I sympathise with them, these fictional monsters of cruelty and terror, because they express the deepest desires of (for want of any better word) my heart. The world you live in (which is meant in a purely generalised sense referring to no particular person) is one in which reason and spirit dominate - or appear to do so. I have no love for such a world, considering both 'reason' and 'spirit' to be types of fraud.

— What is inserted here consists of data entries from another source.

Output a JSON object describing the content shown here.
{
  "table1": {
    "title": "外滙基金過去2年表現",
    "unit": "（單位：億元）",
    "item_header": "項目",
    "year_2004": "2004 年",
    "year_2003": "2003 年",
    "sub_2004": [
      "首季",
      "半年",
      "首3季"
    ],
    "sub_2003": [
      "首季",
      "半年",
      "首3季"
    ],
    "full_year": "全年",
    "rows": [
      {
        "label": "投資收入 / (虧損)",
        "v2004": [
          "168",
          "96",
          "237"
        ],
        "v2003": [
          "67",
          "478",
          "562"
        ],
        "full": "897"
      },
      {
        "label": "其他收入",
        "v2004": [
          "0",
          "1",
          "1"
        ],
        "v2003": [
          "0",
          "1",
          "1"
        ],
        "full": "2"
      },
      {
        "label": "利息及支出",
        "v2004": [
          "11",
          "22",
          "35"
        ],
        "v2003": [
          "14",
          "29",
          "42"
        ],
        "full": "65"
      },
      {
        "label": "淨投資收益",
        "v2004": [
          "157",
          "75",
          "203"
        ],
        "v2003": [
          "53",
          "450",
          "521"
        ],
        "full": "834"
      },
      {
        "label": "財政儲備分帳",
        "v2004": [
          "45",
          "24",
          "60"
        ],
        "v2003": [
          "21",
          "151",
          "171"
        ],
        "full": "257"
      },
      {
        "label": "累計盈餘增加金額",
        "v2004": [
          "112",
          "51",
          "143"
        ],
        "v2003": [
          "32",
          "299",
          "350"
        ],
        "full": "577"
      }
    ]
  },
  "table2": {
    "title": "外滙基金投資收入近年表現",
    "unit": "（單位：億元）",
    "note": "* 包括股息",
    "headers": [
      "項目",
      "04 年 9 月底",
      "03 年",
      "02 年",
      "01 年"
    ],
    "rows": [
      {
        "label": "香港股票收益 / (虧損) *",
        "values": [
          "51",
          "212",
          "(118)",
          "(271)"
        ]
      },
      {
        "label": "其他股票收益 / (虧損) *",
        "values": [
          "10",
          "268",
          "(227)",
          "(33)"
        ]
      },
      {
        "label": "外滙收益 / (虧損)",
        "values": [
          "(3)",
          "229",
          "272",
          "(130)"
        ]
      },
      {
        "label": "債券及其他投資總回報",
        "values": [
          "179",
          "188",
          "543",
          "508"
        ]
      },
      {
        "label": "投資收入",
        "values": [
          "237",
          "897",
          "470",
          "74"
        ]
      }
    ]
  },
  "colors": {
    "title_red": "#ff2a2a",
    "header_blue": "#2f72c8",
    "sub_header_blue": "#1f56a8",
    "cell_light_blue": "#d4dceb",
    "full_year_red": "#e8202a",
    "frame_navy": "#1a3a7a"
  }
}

The 'human spirit' is no more likely to endure than a glacier subjected to global warming. Human 'individuality', which is equally the child of Kant's thought, is also fated to wither and vanish - no matter how much fools such as political 'liberals' protest that individuality is the basis of society. But what exists, perpetuates itself, and triumphs, is the Flesh. What the designers of Quake 4 have done, as the designers of Doom 3 with their 'Demons' (who are no more than an a portrayal of the will to continue and to dominate), have done, is mark out the cultural transition from reason and spirit to flesh.
Flesh is. Flesh triumphs over time and history. Flesh rules. But not merely 'flesh' in its simple insistence upon procreation and continuance. Flesh that understands itself as all that is. This is the true scandal of Quake 4, and the point at which it far exceeds Doom 3. In Doom 3 the enemy of our current world is a fictionalised Other - which is how the forces that oppose the West have always been portrayed. In Quake 4 the Enemy is what constitutes us as us - it is Flesh itself. This is why I love the Strogg.
Even when they're defeated - they know they're going to win. Because what the creators of the game have unknowingly realised and made explicit is that the time of 'reason' (so beloved of both Kant and Hegel) is coming to an end. And that what is left is what there always was from the very beginning - the nakedness of what makes us, in the last analysis, human - the thing that will always carry our humanity into the future - flesh.
Flesh is. Flesh endures. Flesh rules.